Nesse contexto, o Indicador de Excelência em Tecnologia e Inovação (INEXTI) avaliou três pilares principais. Entre eles, estão segurança da informação, adoção de nuvem e modernização da infraestrutura. Além disso, o estudo analisou a aplicação de serviços de TI aos negócios. Em 2021, a pontuação média foi de 48 pontos. Já em 2022, o índice subiu para 52,1 pontos.
Metodologia e abrangência do estudo
Para chegar a esses resultados, a pesquisa ouviu 200 profissionais. Eles atuam como tomadores de decisão ou influenciadores na contratação de serviços de TI. As empresas participantes possuem mais de 250 funcionários. Ao todo, o levantamento abrangeu diversos setores da economia. Entre eles, estão serviços, educação, saúde, varejo, manufatura, finanças, recursos e governo.

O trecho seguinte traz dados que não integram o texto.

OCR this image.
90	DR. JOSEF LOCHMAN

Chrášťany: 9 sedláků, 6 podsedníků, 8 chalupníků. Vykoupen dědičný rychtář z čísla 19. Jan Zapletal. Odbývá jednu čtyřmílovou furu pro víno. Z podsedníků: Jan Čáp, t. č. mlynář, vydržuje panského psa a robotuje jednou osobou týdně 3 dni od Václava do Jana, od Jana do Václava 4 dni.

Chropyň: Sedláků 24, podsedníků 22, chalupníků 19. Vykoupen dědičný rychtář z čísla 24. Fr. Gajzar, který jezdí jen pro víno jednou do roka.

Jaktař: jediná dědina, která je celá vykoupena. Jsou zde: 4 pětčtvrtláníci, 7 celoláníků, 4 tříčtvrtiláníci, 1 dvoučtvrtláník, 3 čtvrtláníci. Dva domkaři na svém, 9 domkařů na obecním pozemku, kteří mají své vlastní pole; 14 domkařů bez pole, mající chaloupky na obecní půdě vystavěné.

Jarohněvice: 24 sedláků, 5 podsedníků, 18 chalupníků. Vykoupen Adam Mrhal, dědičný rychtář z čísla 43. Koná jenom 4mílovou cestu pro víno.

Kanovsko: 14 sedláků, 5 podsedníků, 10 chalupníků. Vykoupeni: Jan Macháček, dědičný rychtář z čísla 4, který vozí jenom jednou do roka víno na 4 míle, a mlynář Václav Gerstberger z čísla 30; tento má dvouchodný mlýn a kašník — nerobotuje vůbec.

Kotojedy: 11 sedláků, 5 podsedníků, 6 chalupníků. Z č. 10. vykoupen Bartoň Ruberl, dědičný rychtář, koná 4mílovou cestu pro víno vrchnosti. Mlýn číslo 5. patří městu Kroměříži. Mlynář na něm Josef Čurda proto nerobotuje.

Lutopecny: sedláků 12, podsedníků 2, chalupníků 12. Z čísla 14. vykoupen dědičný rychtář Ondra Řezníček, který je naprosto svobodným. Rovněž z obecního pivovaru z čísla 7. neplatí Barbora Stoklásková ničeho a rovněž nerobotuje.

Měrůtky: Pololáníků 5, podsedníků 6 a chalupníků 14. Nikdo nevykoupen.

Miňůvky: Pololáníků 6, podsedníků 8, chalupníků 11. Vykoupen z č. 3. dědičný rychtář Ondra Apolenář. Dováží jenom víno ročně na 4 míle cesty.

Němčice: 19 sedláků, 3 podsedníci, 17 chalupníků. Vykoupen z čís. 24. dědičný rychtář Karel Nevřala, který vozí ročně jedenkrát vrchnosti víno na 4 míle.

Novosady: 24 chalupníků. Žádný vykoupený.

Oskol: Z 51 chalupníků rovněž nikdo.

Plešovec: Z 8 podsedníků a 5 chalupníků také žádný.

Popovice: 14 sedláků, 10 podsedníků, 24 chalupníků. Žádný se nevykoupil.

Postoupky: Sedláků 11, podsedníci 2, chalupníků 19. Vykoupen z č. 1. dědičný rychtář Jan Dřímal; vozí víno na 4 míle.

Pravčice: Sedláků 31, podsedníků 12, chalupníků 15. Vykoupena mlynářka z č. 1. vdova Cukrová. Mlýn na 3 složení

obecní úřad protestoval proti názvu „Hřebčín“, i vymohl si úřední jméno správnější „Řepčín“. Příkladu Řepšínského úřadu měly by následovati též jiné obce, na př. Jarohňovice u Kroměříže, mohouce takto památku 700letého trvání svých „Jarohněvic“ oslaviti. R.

De forma geral, os resultados mostram evolução nos três pilares avaliados. Em uma escala de zero a 100, a segurança da informação passou de 40,1 para 44,4 pontos. Na mesma linha, a adoção de nuvem e a modernização da infraestrutura avançaram de 54,3 para 58,1 pontos. Por sua vez, os serviços de TI aplicados aos negócios subiram de 49,7 para 53,7 pontos.

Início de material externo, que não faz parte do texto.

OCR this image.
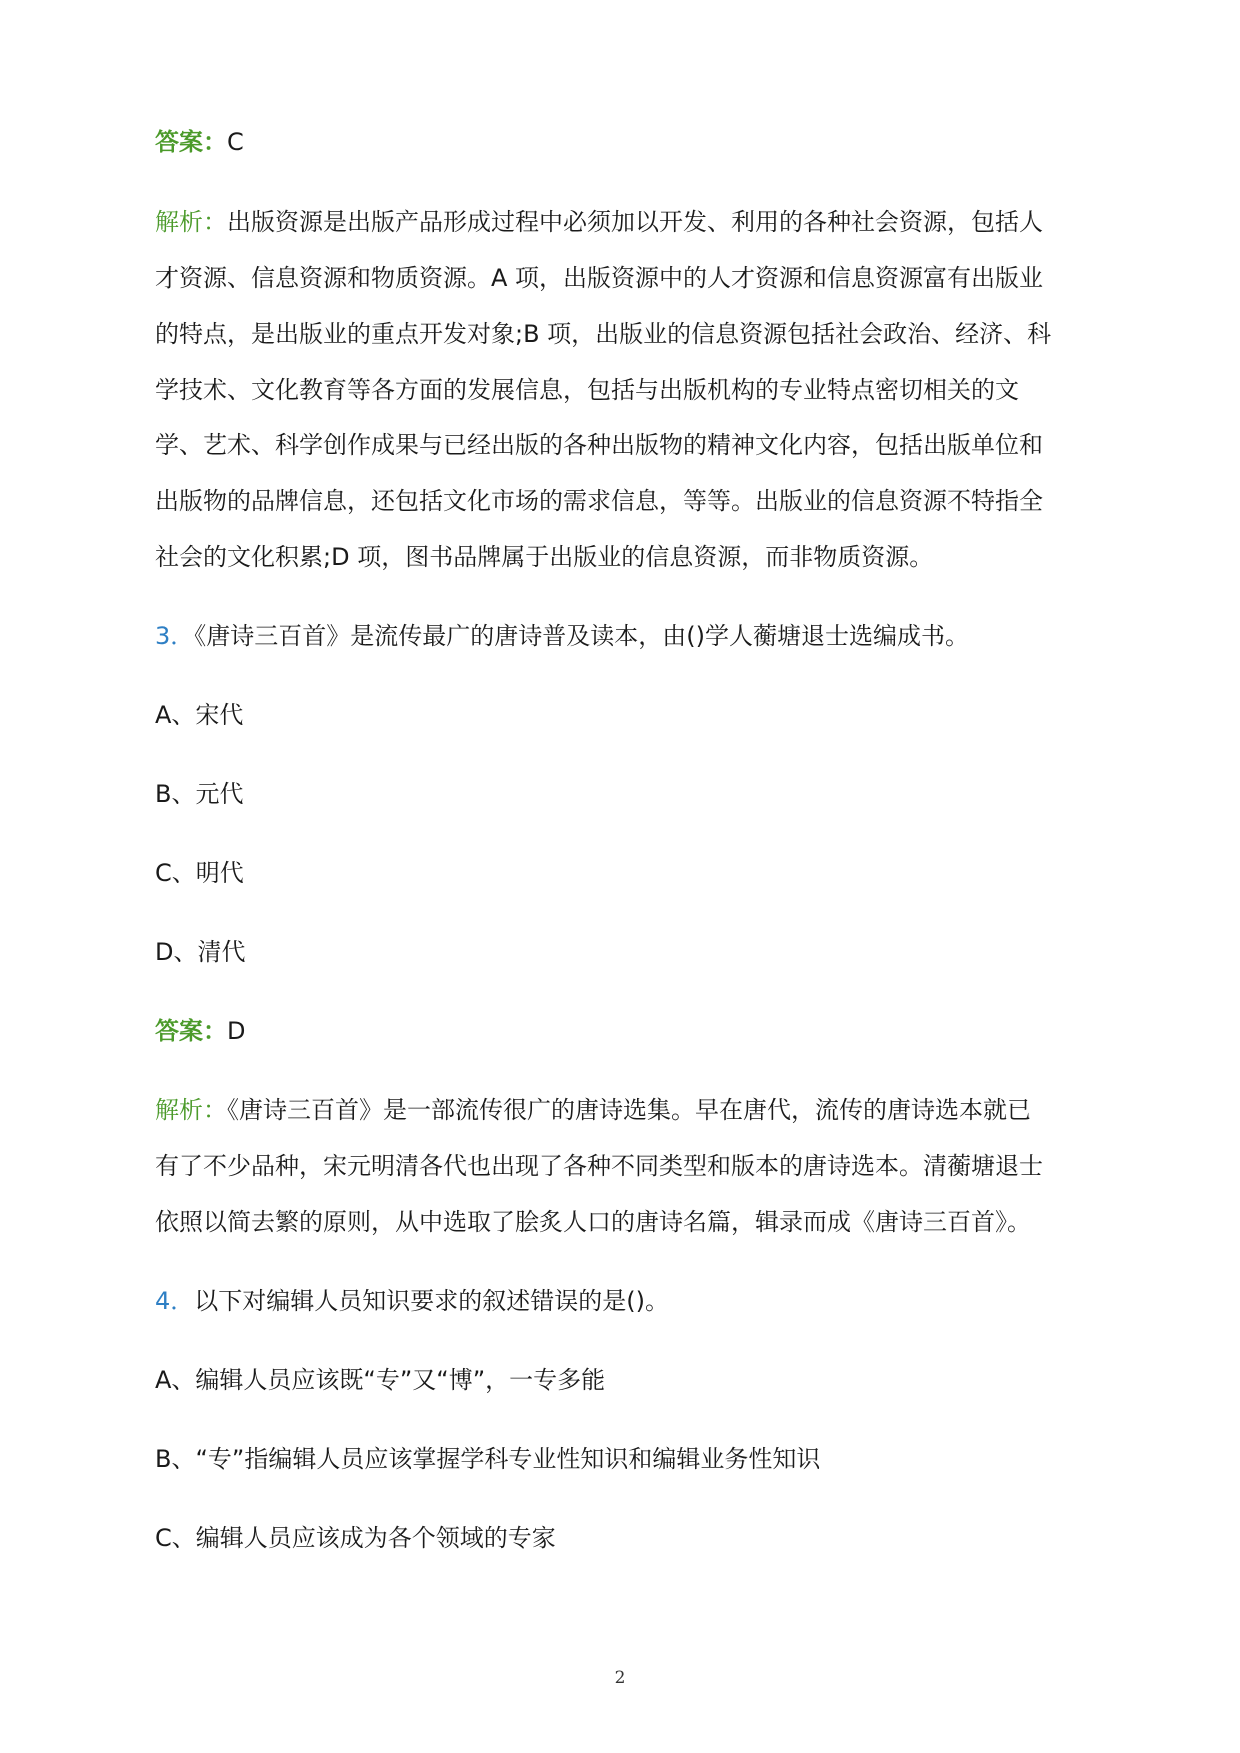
答案：C
解析：出版资源是出版产品形成过程中必须加以开发、利用的各种社会资源，包括人
才资源、信息资源和物质资源。A 项，出版资源中的人才资源和信息资源富有出版业
的特点，是出版业的重点开发对象;B 项，出版业的信息资源包括社会政治、经济、科
学技术、文化教育等各方面的发展信息，包括与出版机构的专业特点密切相关的文
学、艺术、科学创作成果与已经出版的各种出版物的精神文化内容，包括出版单位和
出版物的品牌信息，还包括文化市场的需求信息，等等。出版业的信息资源不特指全
社会的文化积累;D 项，图书品牌属于出版业的信息资源，而非物质资源。
3．《唐诗三百首》是流传最广的唐诗普及读本，由()学人蘅塘退士选编成书。
A、宋代
B、元代
C、明代
D、清代
答案：D
解析：《唐诗三百首》是一部流传很广的唐诗选集。早在唐代，流传的唐诗选本就已
有了不少品种，宋元明清各代也出现了各种不同类型和版本的唐诗选本。清蘅塘退士
依照以简去繁的原则，从中选取了脍炙人口的唐诗名篇，辑录而成《唐诗三百首》。
4．以下对编辑人员知识要求的叙述错误的是()。
A、编辑人员应该既“专”又“博”，一专多能
B、“专”指编辑人员应该掌握学科专业性知识和编辑业务性知识
C、编辑人员应该成为各个领域的专家
2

Quando analisada isoladamente, a segurança da informação revela maior atenção das empresas ao tema. No entanto, apenas parte delas implementou soluções mais completas. Além disso, a responsabilidade segue concentrada em diretores e gerentes de TI. Em muitos casos, não há executivos dedicados exclusivamente à segurança da informação. Ainda segundo o estudo, 66% das empresas já contrataram consultorias. O objetivo foi atender às exigências da Lei Geral de Proteção de Dados Pessoais (LGPD).

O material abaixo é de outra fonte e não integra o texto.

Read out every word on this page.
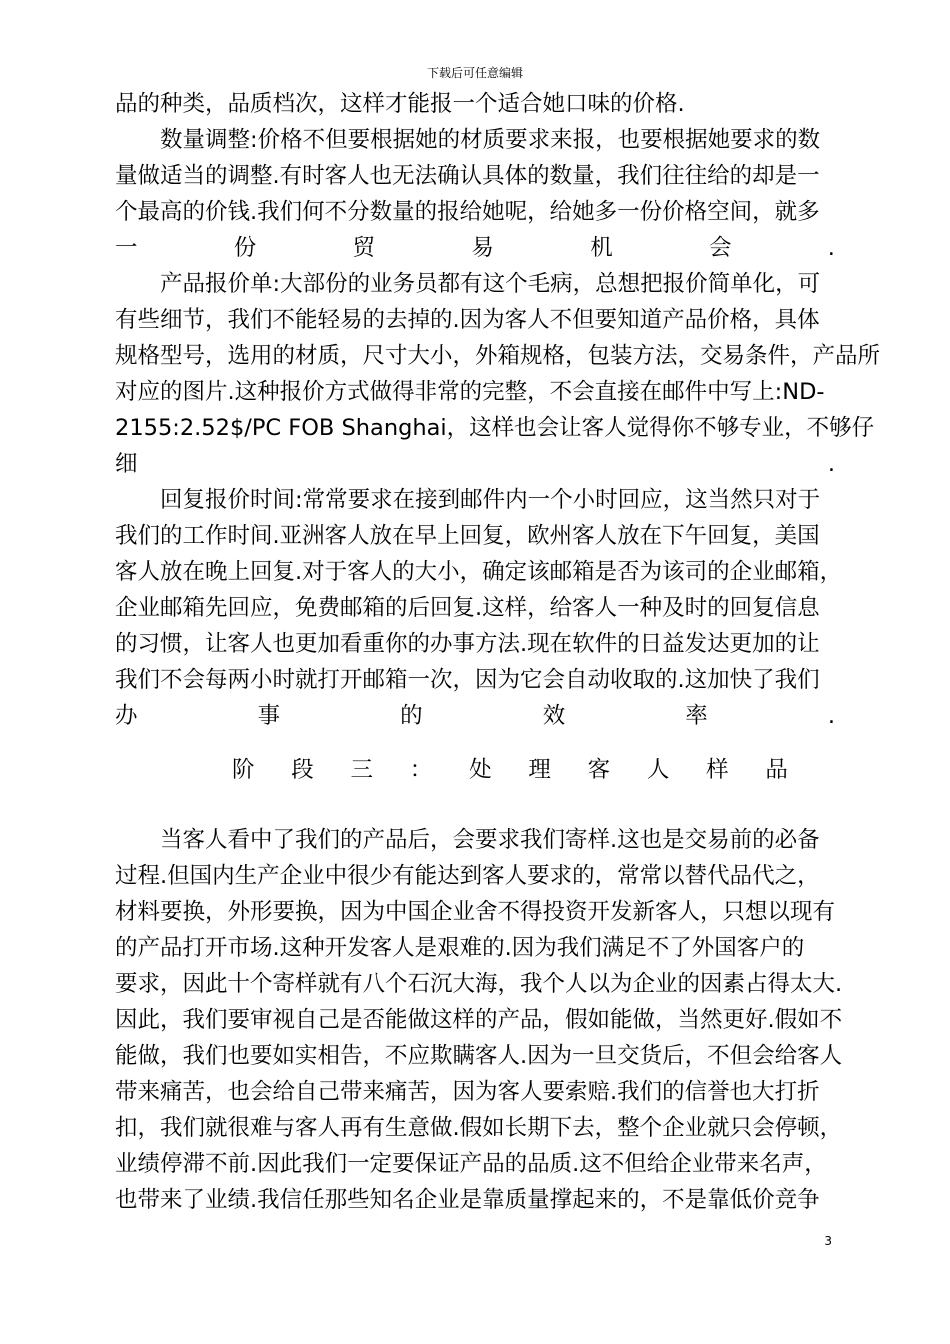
下载后可任意编辑
品的种类，品质档次，这样才能报一个适合她口味的价格.
　　数量调整:价格不但要根据她的材质要求来报，也要根据她要求的数
量做适当的调整.有时客人也无法确认具体的数量，我们往往给的却是一
个最高的价钱.我们何不分数量的报给她呢，给她多一份价格空间，就多
一	份	贸	易	机	会	.
　　产品报价单:大部份的业务员都有这个毛病，总想把报价简单化，可
有些细节，我们不能轻易的去掉的.因为客人不但要知道产品价格，具体
规格型号，选用的材质，尺寸大小，外箱规格，包装方法，交易条件，产品所
对应的图片.这种报价方式做得非常的完整，不会直接在邮件中写上:ND-
2155:2.52$/PC FOB Shanghai，这样也会让客人觉得你不够专业，不够仔
细	.
　　回复报价时间:常常要求在接到邮件内一个小时回应，这当然只对于
我们的工作时间.亚洲客人放在早上回复，欧州客人放在下午回复，美国
客人放在晚上回复.对于客人的大小，确定该邮箱是否为该司的企业邮箱，
企业邮箱先回应，免费邮箱的后回复.这样，给客人一种及时的回复信息
的习惯，让客人也更加看重你的办事方法.现在软件的日益发达更加的让
我们不会每两小时就打开邮箱一次，因为它会自动收取的.这加快了我们
办	事	的	效	率	.
阶 段 三 ： 处 理 客 人 样 品
　　当客人看中了我们的产品后，会要求我们寄样.这也是交易前的必备
过程.但国内生产企业中很少有能达到客人要求的，常常以替代品代之，
材料要换，外形要换，因为中国企业舍不得投资开发新客人，只想以现有
的产品打开市场.这种开发客人是艰难的.因为我们满足不了外国客户的
要求，因此十个寄样就有八个石沉大海，我个人以为企业的因素占得太大.
因此，我们要审视自己是否能做这样的产品，假如能做，当然更好.假如不
能做，我们也要如实相告，不应欺瞒客人.因为一旦交货后，不但会给客人
带来痛苦，也会给自己带来痛苦，因为客人要索赔.我们的信誉也大打折
扣，我们就很难与客人再有生意做.假如长期下去，整个企业就只会停顿，
业绩停滞不前.因此我们一定要保证产品的品质.这不但给企业带来名声，
也带来了业绩.我信任那些知名企业是靠质量撑起来的，不是靠低价竞争
3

Por fim, em relação à nuvem e à infraestrutura, muitas empresas ainda mantêm aplicações críticas em ambientes tradicionais. Apesar disso, os ambientes multicloud tendem a crescer. Cada vez mais, companhias utilizam mais de um tipo de nuvem. Entre os principais desafios, estão problemas de conectividade, citados por 39% das empresas. Em seguida, aparecem dificuldades para prever custos, com 38%. Já a falta de capacitação técnica foi mencionada por 20%.